About 40 per cent of ever married women in India have experienced physical or sexual violence at some stage with Bihar having the dubious distinction of highest number of spousal violence cases, the National Family Health Survey-III has revealed.
The final report of NFHS-III report released on Thursday said married women with no education were 46 per cent more likely to suffer from spousal violence than those having some education.
However, spousal violence extended to women who have 12 or more years of higher education, with 12 per cent of them reporting violence. Women in Himachal Pradesh suffered the least violence (6 per cent), the report revealed.
The final report released by Mission Director of the National Rural Health Mission G C Chaturvedi painted a mixed picture of India's overall reproductive health status.

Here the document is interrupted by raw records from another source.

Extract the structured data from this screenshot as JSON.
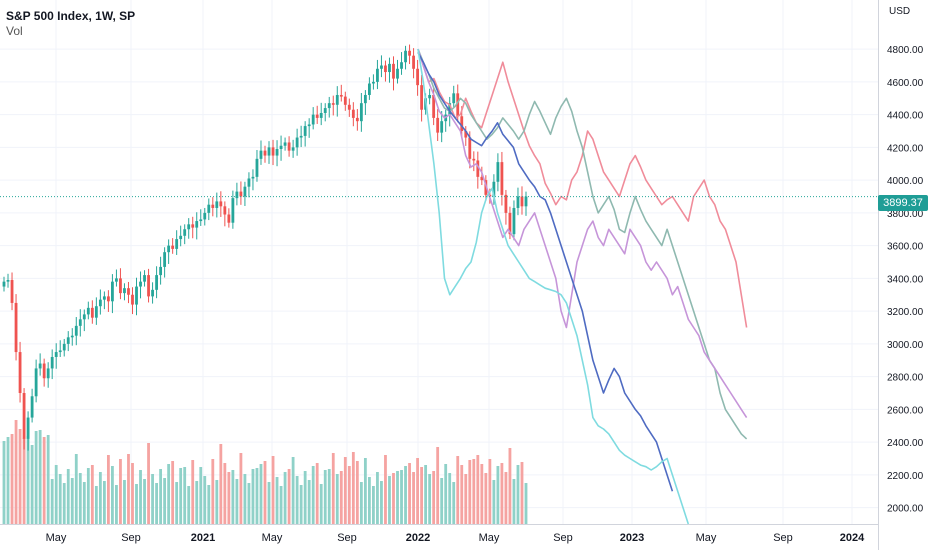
{
  "header": {
    "title": "S&P 500 Index, 1W, SP",
    "volume_label": "Vol"
  },
  "price_axis": {
    "currency": "USD",
    "last_price": "3899.37"
  },
  "chart_data": {
    "type": "line",
    "title": "S&P 500 Index, 1W, SP",
    "ylabel": "USD",
    "ylim": [
      1900,
      5100
    ],
    "x_tick_labels": [
      "May",
      "Sep",
      "2021",
      "May",
      "Sep",
      "2022",
      "May",
      "Sep",
      "2023",
      "May",
      "Sep",
      "2024"
    ],
    "y_tick_labels": [
      "2000.00",
      "2200.00",
      "2400.00",
      "2600.00",
      "2800.00",
      "3000.00",
      "3200.00",
      "3400.00",
      "3600.00",
      "3800.00",
      "4000.00",
      "4200.00",
      "4400.00",
      "4600.00",
      "4800.00"
    ],
    "last_price": 3899.37,
    "colors": {
      "up": "#26a69a",
      "down": "#ef5350",
      "vol_up": "#8fd1c8",
      "vol_down": "#f5a3a1"
    },
    "candles_close": [
      3380,
      3390,
      3250,
      2950,
      2700,
      2420,
      2550,
      2680,
      2850,
      2880,
      2790,
      2850,
      2920,
      2950,
      2960,
      3000,
      3040,
      3050,
      3110,
      3150,
      3180,
      3220,
      3160,
      3230,
      3270,
      3290,
      3260,
      3380,
      3400,
      3310,
      3340,
      3300,
      3240,
      3350,
      3380,
      3420,
      3290,
      3330,
      3420,
      3470,
      3560,
      3600,
      3580,
      3640,
      3660,
      3700,
      3730,
      3710,
      3750,
      3760,
      3800,
      3850,
      3830,
      3870,
      3840,
      3790,
      3740,
      3890,
      3930,
      3900,
      3960,
      4010,
      4020,
      4130,
      4180,
      4150,
      4200,
      4150,
      4190,
      4210,
      4230,
      4180,
      4200,
      4260,
      4270,
      4330,
      4340,
      4400,
      4380,
      4410,
      4440,
      4470,
      4460,
      4520,
      4510,
      4460,
      4430,
      4380,
      4360,
      4470,
      4520,
      4590,
      4600,
      4680,
      4700,
      4660,
      4710,
      4620,
      4680,
      4720,
      4790,
      4760,
      4680,
      4580,
      4430,
      4500,
      4520,
      4380,
      4290,
      4360,
      4400,
      4470,
      4530,
      4390,
      4300,
      4260,
      4130,
      4120,
      4020,
      4000,
      3910,
      3900,
      3990,
      4110,
      3910,
      3800,
      3670,
      3830,
      3900,
      3840,
      3900
    ],
    "overlay_series": [
      {
        "color": "#f08c9a",
        "values": [
          4800,
          4700,
          4600,
          4620,
          4540,
          4480,
          4460,
          4380,
          4400,
          4500,
          4420,
          4350,
          4320,
          4420,
          4520,
          4620,
          4720,
          4600,
          4500,
          4400,
          4300,
          4210,
          4150,
          4100,
          3980,
          3920,
          3850,
          3900,
          3880,
          4000,
          4050,
          4150,
          4300,
          4250,
          4150,
          4050,
          4000,
          3950,
          3900,
          4000,
          4100,
          4150,
          4080,
          4000,
          3950,
          3900,
          3850,
          3880,
          3900,
          3850,
          3800,
          3750,
          3900,
          3950,
          4000,
          3900,
          3850,
          3750,
          3700,
          3600,
          3500,
          3300,
          3100
        ]
      },
      {
        "color": "#8fb9b0",
        "values": [
          4800,
          4720,
          4650,
          4560,
          4500,
          4440,
          4420,
          4450,
          4500,
          4470,
          4400,
          4350,
          4300,
          4250,
          4280,
          4320,
          4380,
          4340,
          4300,
          4250,
          4300,
          4400,
          4480,
          4420,
          4350,
          4280,
          4380,
          4450,
          4500,
          4420,
          4300,
          4200,
          4050,
          3900,
          3800,
          3850,
          3900,
          3820,
          3700,
          3680,
          3800,
          3900,
          3820,
          3750,
          3700,
          3650,
          3600,
          3700,
          3600,
          3500,
          3400,
          3300,
          3200,
          3100,
          3000,
          2900,
          2850,
          2700,
          2600,
          2550,
          2500,
          2450,
          2420
        ]
      },
      {
        "color": "#c695d9",
        "values": [
          4800,
          4700,
          4600,
          4520,
          4420,
          4380,
          4400,
          4350,
          4300,
          4150,
          4080,
          4100,
          4050,
          3950,
          3850,
          3750,
          3650,
          3700,
          3650,
          3600,
          3700,
          3750,
          3800,
          3700,
          3600,
          3500,
          3400,
          3200,
          3100,
          3300,
          3500,
          3600,
          3700,
          3750,
          3650,
          3600,
          3700,
          3650,
          3600,
          3550,
          3700,
          3650,
          3600,
          3500,
          3450,
          3500,
          3450,
          3400,
          3300,
          3350,
          3250,
          3150,
          3100,
          3050,
          2950,
          2900,
          2850,
          2800,
          2750,
          2700,
          2650,
          2600,
          2550
        ]
      },
      {
        "color": "#4f6bc2",
        "values": [
          4780,
          4720,
          4650,
          4600,
          4520,
          4470,
          4420,
          4380,
          4340,
          4300,
          4250,
          4230,
          4210,
          4260,
          4300,
          4350,
          4280,
          4240,
          4200,
          4100,
          4050,
          4000,
          3960,
          3900,
          3880,
          3800,
          3700,
          3600,
          3500,
          3400,
          3300,
          3200,
          3050,
          2900,
          2800,
          2700,
          2780,
          2850,
          2800,
          2700,
          2650,
          2600,
          2560,
          2500,
          2450,
          2400,
          2300,
          2200,
          2100
        ]
      },
      {
        "color": "#7fdbe0",
        "values": [
          4800,
          4600,
          4350,
          4100,
          3800,
          3400,
          3300,
          3350,
          3400,
          3460,
          3500,
          3620,
          3800,
          3900,
          3950,
          3800,
          3700,
          3600,
          3550,
          3500,
          3450,
          3400,
          3380,
          3360,
          3340,
          3330,
          3320,
          3300,
          3250,
          3150,
          3050,
          2900,
          2750,
          2550,
          2500,
          2480,
          2450,
          2400,
          2350,
          2320,
          2300,
          2280,
          2260,
          2250,
          2230,
          2250,
          2280,
          2300,
          2200,
          2100,
          2000,
          1900
        ]
      }
    ]
  }
}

On the one hand, women are having fewer children and infant mortality has dropped in the last seven years since the last NFHS survey in 1998-99. On the other hand, anaemia and malnutrition are still widespread among children and adults.

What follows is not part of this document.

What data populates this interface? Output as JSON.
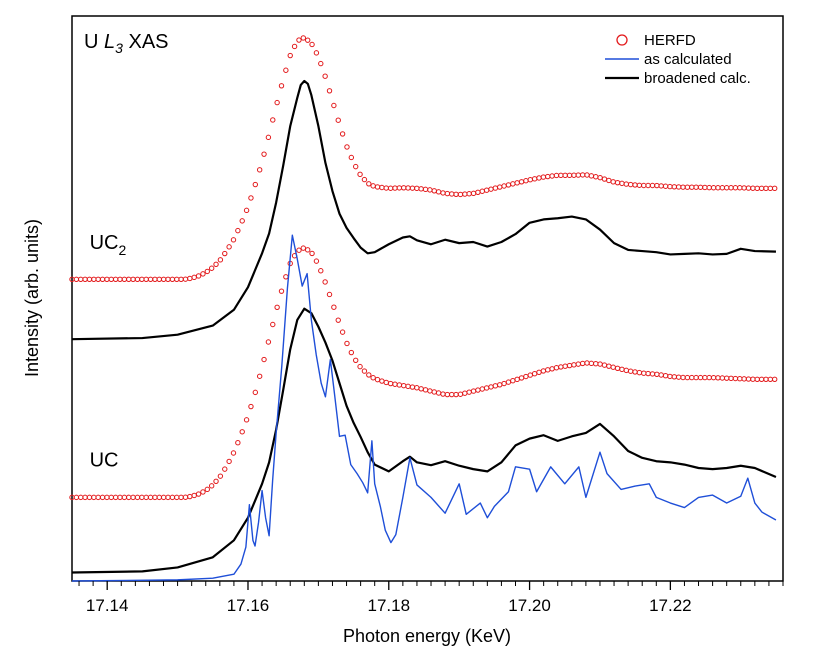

In an unusual juxtaposition, more adults, especially urban women, are overweight or obese than they were seven years ago.
It revealed that smaller families are slowly becoming the norm with fertility dropping to an average of 2.7 children from 2.9 children in the NFHS-2. Ten states, mostly in Southern India, have reached replacement level or below replacement level fertility.
While son preference remains a barrier to more rapid decline in fertility, an increasing number of mothers with only daughters say they want no more children.
In NFHS-3, 62 per cent women with two daughters and no sons say they want no more children, compared with 47 per cent seven years ago in NFHS-2.
Declining fertility could be attributed largely to women's increased use of contraception. For the first time ever, more than half of currently married women in India are using contraception, and their use of modern contraceptive methods increased from 43 to 49 per cent between NFHS-2 and NFHS-3.
A rise in the average age at marriage is also contributing to the drop in fertility. Forty-five per cent women between 20-24 years of age were married before attaining legal age of maturity of 18 years, compared with 50 per cent seven years earlier. This shift in age of marriage also influences the median age at first birth, which has increased by six months to 19.8 years.